2022 Sudanese massacre

Between April 9–10, 2022, militiamen riding on camelback attacked the villages of Tangi and Bir Dagig, in West Darfur, Sudan. The massacre killed twelve people, and injured ten more.

== Prelude ==
The Darfur region of Sudan, enveloping four different states, has been embroiled in a civil war and genocide of native non-Arab communities since 2003. Most of the violence had simmered down by the late 2010s and early 2020s, but sporadic clashes and killings continued into early 2022. In March 2022, conflict escalated in South Darfur, as clashes between the Rizeigat and Rapid Support Forces killed dozens of people.

== Massacres ==
Little is known about the direct prelude to the massacre.
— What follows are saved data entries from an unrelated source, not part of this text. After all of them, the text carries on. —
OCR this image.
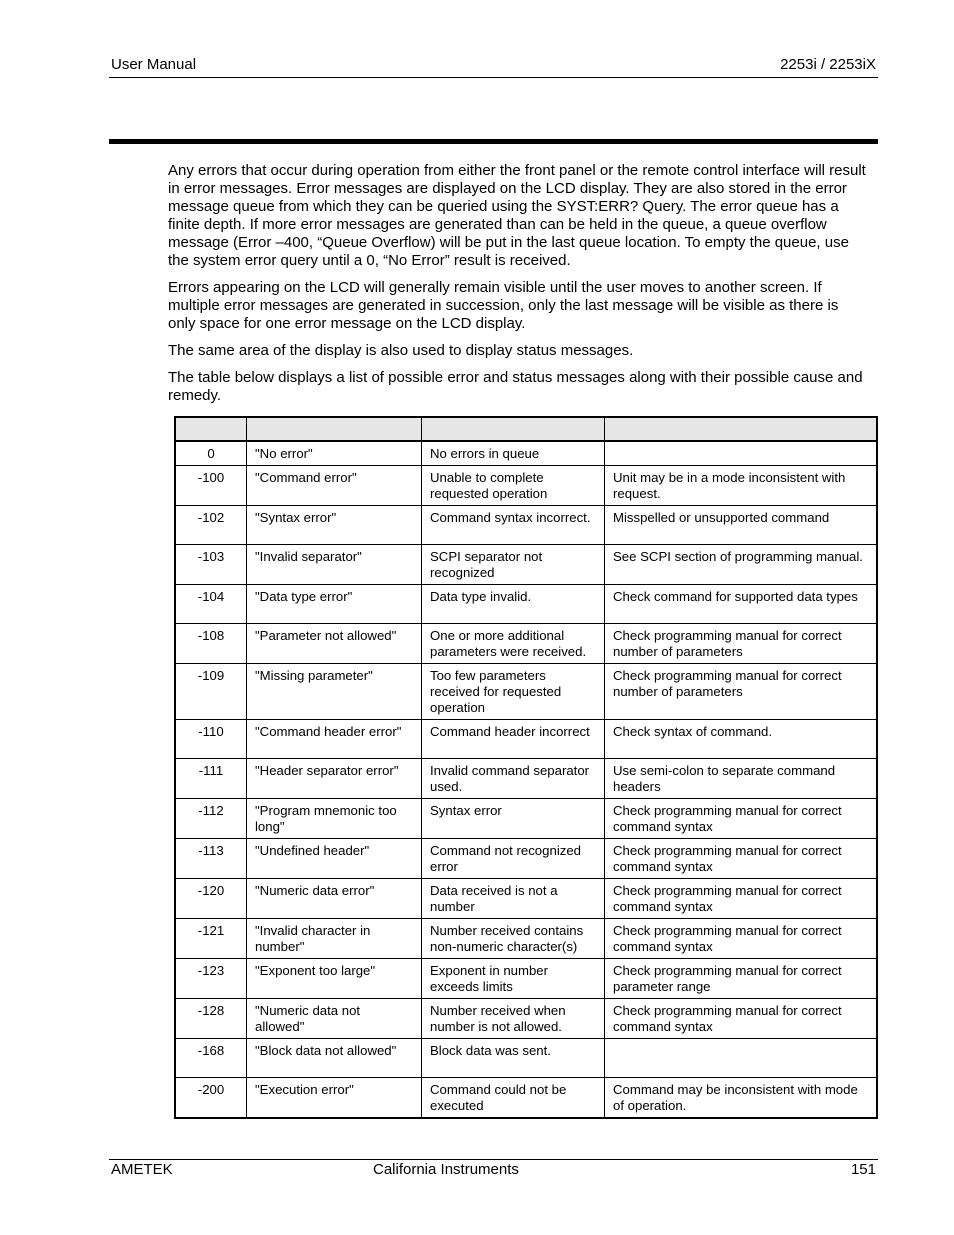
User Manual	2253i / 2253iX

Any errors that occur during operation from either the front panel or the remote control interface will result in error messages. Error messages are displayed on the LCD display. They are also stored in the error message queue from which they can be queried using the SYST:ERR? Query. The error queue has a finite depth. If more error messages are generated than can be held in the queue, a queue overflow message (Error –400, “Queue Overflow) will be put in the last queue location. To empty the queue, use the system error query until a 0, “No Error” result is received.

Errors appearing on the LCD will generally remain visible until the user moves to another screen. If multiple error messages are generated in succession, only the last message will be visible as there is only space for one error message on the LCD display.

The same area of the display is also used to display status messages.

The table below displays a list of possible error and status messages along with their possible cause and remedy.

0	"No error"	No errors in queue	
-100	"Command error"	Unable to complete requested operation	Unit may be in a mode inconsistent with request.
-102	"Syntax error"	Command syntax incorrect.	Misspelled or unsupported command
-103	"Invalid separator"	SCPI separator not recognized	See SCPI section of programming manual.
-104	"Data type error"	Data type invalid.	Check command for supported data types
-108	"Parameter not allowed"	One or more additional parameters were received.	Check programming manual for correct number of parameters
-109	"Missing parameter"	Too few parameters received for requested operation	Check programming manual for correct number of parameters
-110	"Command header error"	Command header incorrect	Check syntax of command.
-111	"Header separator error"	Invalid command separator used.	Use semi-colon to separate command headers
-112	"Program mnemonic too long"	Syntax error	Check programming manual for correct command syntax
-113	"Undefined header"	Command not recognized error	Check programming manual for correct command syntax
-120	"Numeric data error"	Data received is not a number	Check programming manual for correct command syntax
-121	"Invalid character in number"	Number received contains non-numeric character(s)	Check programming manual for correct command syntax
-123	"Exponent too large"	Exponent in number exceeds limits	Check programming manual for correct parameter range
-128	"Numeric data not allowed"	Number received when number is not allowed.	Check programming manual for correct command syntax
-168	"Block data not allowed"	Block data was sent.	
-200	"Execution error"	Command could not be executed	Command may be inconsistent with mode of operation.
AMETEK	California Instruments	151
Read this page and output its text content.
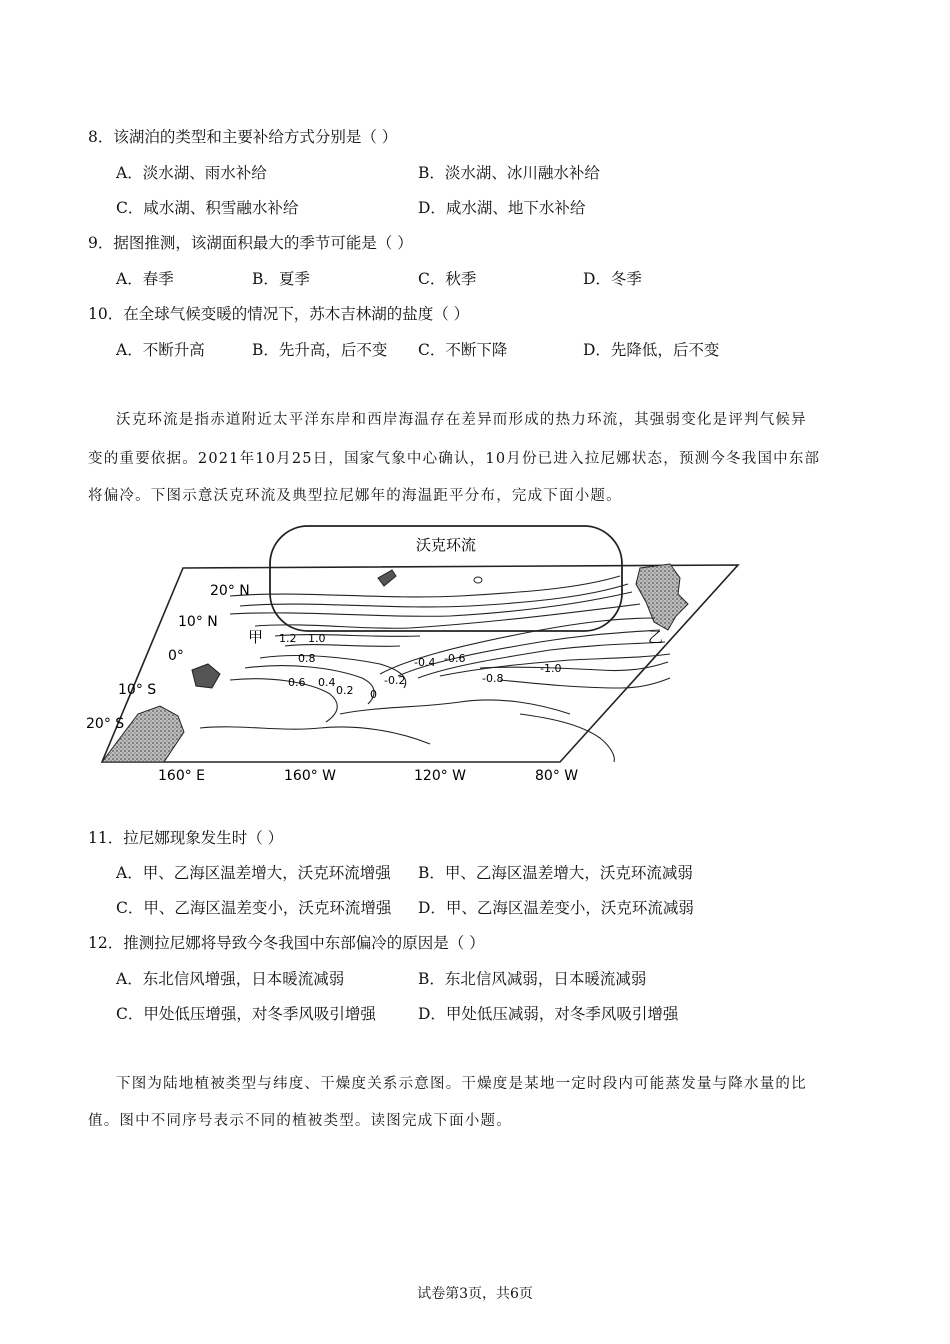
8．该湖泊的类型和主要补给方式分别是（ ）
A．淡水湖、雨水补给	B．淡水湖、冰川融水补给
C．咸水湖、积雪融水补给	D．咸水湖、地下水补给
9．据图推测，该湖面积最大的季节可能是（ ）
A．春季	B．夏季	C．秋季	D．冬季
10．在全球气候变暖的情况下，苏木吉林湖的盐度（ ）
A．不断升高	B．先升高，后不变 C．不断下降	D．先降低，后不变
沃克环流是指赤道附近太平洋东岸和西岸海温存在差异而形成的热力环流，其强弱变化是评判气候异
变的重要依据。2021年10月25日，国家气象中心确认，10月份已进入拉尼娜状态，预测今冬我国中东部
将偏冷。下图示意沃克环流及典型拉尼娜年的海温距平分布，完成下面小题。
沃克环流
1.2 1.0
0.8
0.6 0.4
0.2 0
-0.2
-0.4 -0.6
-0.8
-1.0
甲	乙
20° N
10° N
0°
10° S
20° S
160° E	160° W	120° W	80° W
11．拉尼娜现象发生时（ ）
A．甲、乙海区温差增大，沃克环流增强 B．甲、乙海区温差增大，沃克环流减弱
C．甲、乙海区温差变小，沃克环流增强 D．甲、乙海区温差变小，沃克环流减弱
12．推测拉尼娜将导致今冬我国中东部偏冷的原因是（ ）
A．东北信风增强，日本暖流减弱	B．东北信风减弱，日本暖流减弱
C．甲处低压增强，对冬季风吸引增强	D．甲处低压减弱，对冬季风吸引增强
下图为陆地植被类型与纬度、干燥度关系示意图。干燥度是某地一定时段内可能蒸发量与降水量的比
值。图中不同序号表示不同的植被类型。读图完成下面小题。
试卷第3页，共6页
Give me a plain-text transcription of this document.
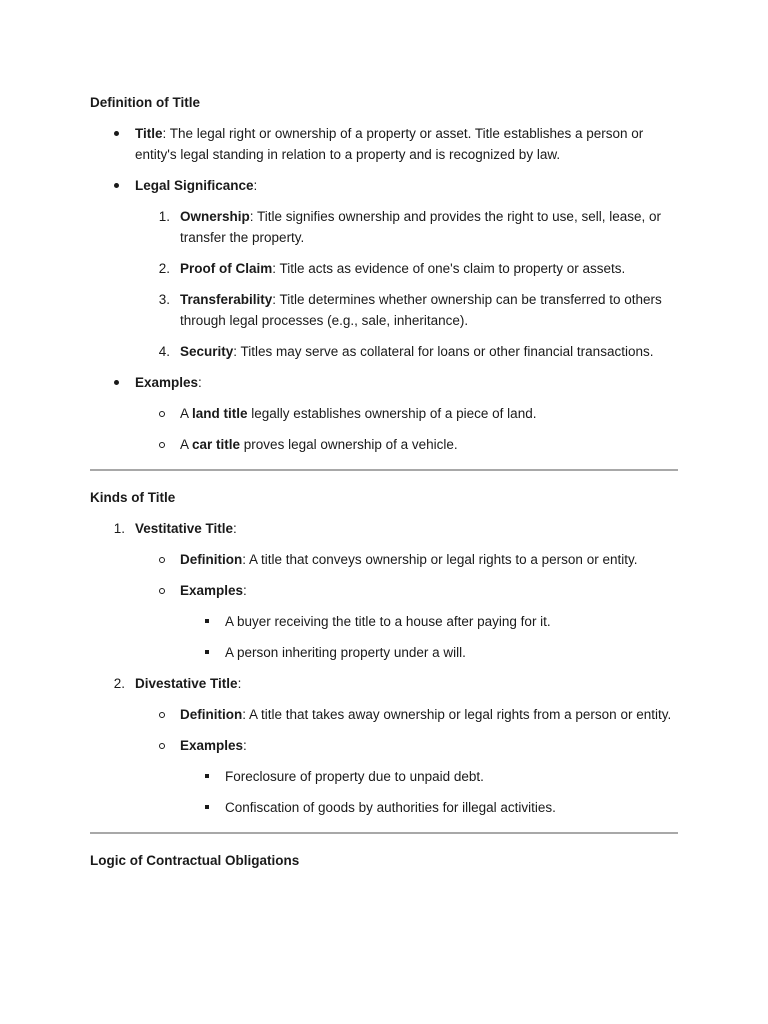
Definition of Title
Title: The legal right or ownership of a property or asset. Title establishes a person or entity's legal standing in relation to a property and is recognized by law.
Legal Significance:
1. Ownership: Title signifies ownership and provides the right to use, sell, lease, or transfer the property.
2. Proof of Claim: Title acts as evidence of one's claim to property or assets.
3. Transferability: Title determines whether ownership can be transferred to others through legal processes (e.g., sale, inheritance).
4. Security: Titles may serve as collateral for loans or other financial transactions.
Examples:
A land title legally establishes ownership of a piece of land.
A car title proves legal ownership of a vehicle.
Kinds of Title
1. Vestitative Title:
Definition: A title that conveys ownership or legal rights to a person or entity.
Examples:
A buyer receiving the title to a house after paying for it.
A person inheriting property under a will.
2. Divestative Title:
Definition: A title that takes away ownership or legal rights from a person or entity.
Examples:
Foreclosure of property due to unpaid debt.
Confiscation of goods by authorities for illegal activities.
Logic of Contractual Obligations
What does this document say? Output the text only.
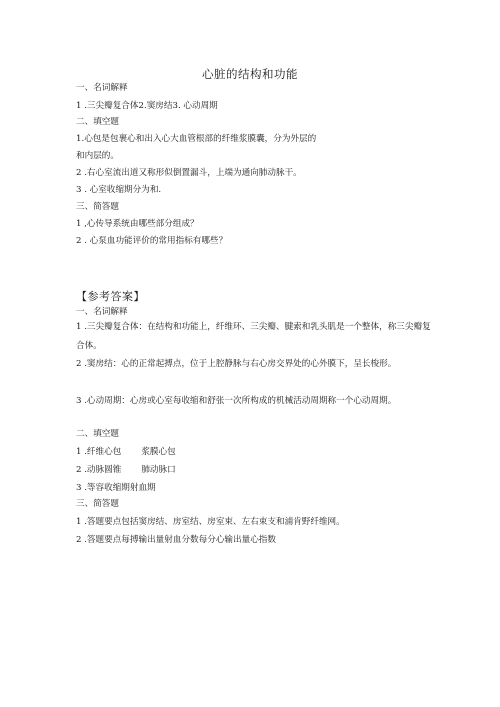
心脏的结构和功能
一、名词解释
1 .三尖瓣复合体2.窦房结3. 心动周期
二、填空题
1.心包是包裹心和出入心大血管根部的纤维浆膜囊，分为外层的
和内层的。
2 .右心室流出道又称形似倒置漏斗，上端为通向肺动脉干。
3 . 心室收缩期分为和.
三、简答题
1 ,心传导系统由哪些部分组成？
2 . 心泵血功能评价的常用指标有哪些？
【参考答案】
一、名词解释
1 .三尖瓣复合体：在结构和功能上，纤维环、三尖瓣、腱索和乳头肌是一个整体，称三尖瓣复合体。
2 .窦房结：心的正常起搏点，位于上腔静脉与右心房交界处的心外膜下，呈长梭形。
3 .心动周期：心房或心室每收缩和舒张一次所构成的机械活动周期称一个心动周期。
二、填空题
1 .纤维心包 浆膜心包
2 .动脉圆锥 肺动脉口
3 .等容收缩期射血期
三、简答题
1 .答题要点包括窦房结、房室结、房室束、左右束支和浦肯野纤维网。
2 .答题要点每搏输出量射血分数每分心输出量心指数
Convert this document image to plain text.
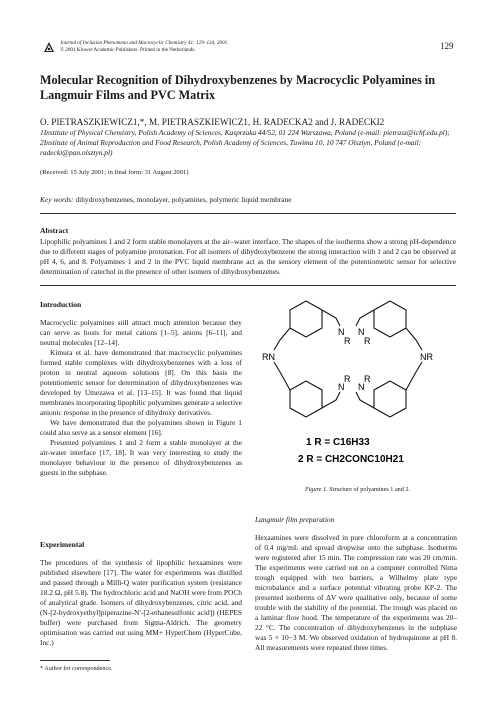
Journal of Inclusion Phenomena and Macrocyclic Chemistry 41: 129–134, 2001.
© 2001 Kluwer Academic Publishers. Printed in the Netherlands.	129
Molecular Recognition of Dihydroxybenzenes by Macrocyclic Polyamines in Langmuir Films and PVC Matrix
O. PIETRASZKIEWICZ1,*, M. PIETRASZKIEWICZ1, H. RADECKA2 and J. RADECKI2
1Institute of Physical Chemistry, Polish Academy of Sciences, Kasprzaka 44/52, 01 224 Warszawa, Poland (e-mail: pietrasz@ichf.edu.pl); 2Institute of Animal Reproduction and Food Research, Polish Academy of Sciences, Tuwima 10, 10 747 Olsztyn, Poland (e-mail: radecki@pan.olsztyn.pl)
(Received: 15 July 2001; in final form: 31 August 2001)
Key words: dihydroxybenzenes, monolayer, polyamines, polymeric liquid membrane
Abstract
Lipophilic polyamines 1 and 2 form stable monolayers at the air–water interface. The shapes of the isotherms show a strong pH-dependence due to different stages of polyamine protonation. For all isomers of dihydroxybenzene the strong interaction with 1 and 2 can be observed at pH 4, 6, and 8. Polyamines 1 and 2 in the PVC liquid membrane act as the sensory element of the potentiometric sensor for selective determination of catechol in the presence of other isomers of dihydroxybenzenes.
Introduction

Macrocyclic polyamines still attract much attention because they can serve as hosts for metal cations [1–5], anions [6–11], and neutral molecules [12–14].

Kimura et al. have demonstrated that macrocyclic polyamines formed stable complexes with dihydroxybenzenes with a loss of proton in neutral aqueous solutions [8]. On this basis the potentiometric sensor for determination of dihydroxybenzenes was developed by Umezawa et al. [13–15]. It was found that liquid membranes incorporating lipophilic polyamines generate a selective anionic response in the presence of dihydroxy derivatives.

We have demonstrated that the polyamines shown in Figure 1 could also serve as a sensor element [16].

Presented polyamines 1 and 2 form a stable monolayer at the air-water interface [17, 18]. It was very interesting to study the monolayer behaviour in the presence of dihydroxybenzenes as guests in the subphase.

Experimental

The procedures of the synthesis of lipophilic hexaamines were published elsewhere [17]. The water for experiments was distilled and passed through a Milli-Q water purification system (resistance 18.2 Ω, pH 5.8). The hydrochloric acid and NaOH were from POCh of analytical grade. Isomers of dihydroxybenzenes, citric acid, and (N-[2-hydroxyethyl]piperazine-N′-[2-ethanesulfonic acid]) (HEPES buffer) were purchased from Sigma-Aldrich. The geometry optimisation was carried out using MM+ HyperChem (HyperCube, Inc.)

* Author for correspondence.
N
R
N
R
RN	NR
N
R
N
R
1 R = C16H33
2 R = CH2CONC10H21
Figure 1. Structure of polyamines 1 and 2.
Langmuir film preparation

Hexaamines were dissolved in pure chloroform at a concentration of 0.4 mg/mL and spread dropwise onto the subphase. Isotherms were registered after 15 min. The compression rate was 20 cm/min. The experiments were carried out on a computer controlled Nima trough equipped with two barriers, a Wilhelmy plate type microbalance and a surface potential vibrating probe KP-2. The presented isotherms of ΔV were qualitative only, because of some trouble with the stability of the potential. The trough was placed on a laminar flow hood. The temperature of the experiments was 20–22 °C. The concentration of dihydroxybenzenes in the subphase was 5 × 10−3 M. We observed oxidation of hydroquinone at pH 8. All measurements were repeated three times.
The attack began on April 9, when gunmen on camel and horseback raided the village of Tangi, where an unknown number of people were killed. The following day, the same gunmen raided the village of Bir Dagig. Twelve civilians were killed in both towns in total, and ten people were injured. The militiamen also stole cattle and other property of the villagers.

== Aftermath ==
Clashes erupted in West Darfur later in the month between the Rapid Support Forces against Masalit tribesmen in Kreinik refugee camp, killing over 200 people. The attack took place in retribution for the killing of two Massalit tribesmen.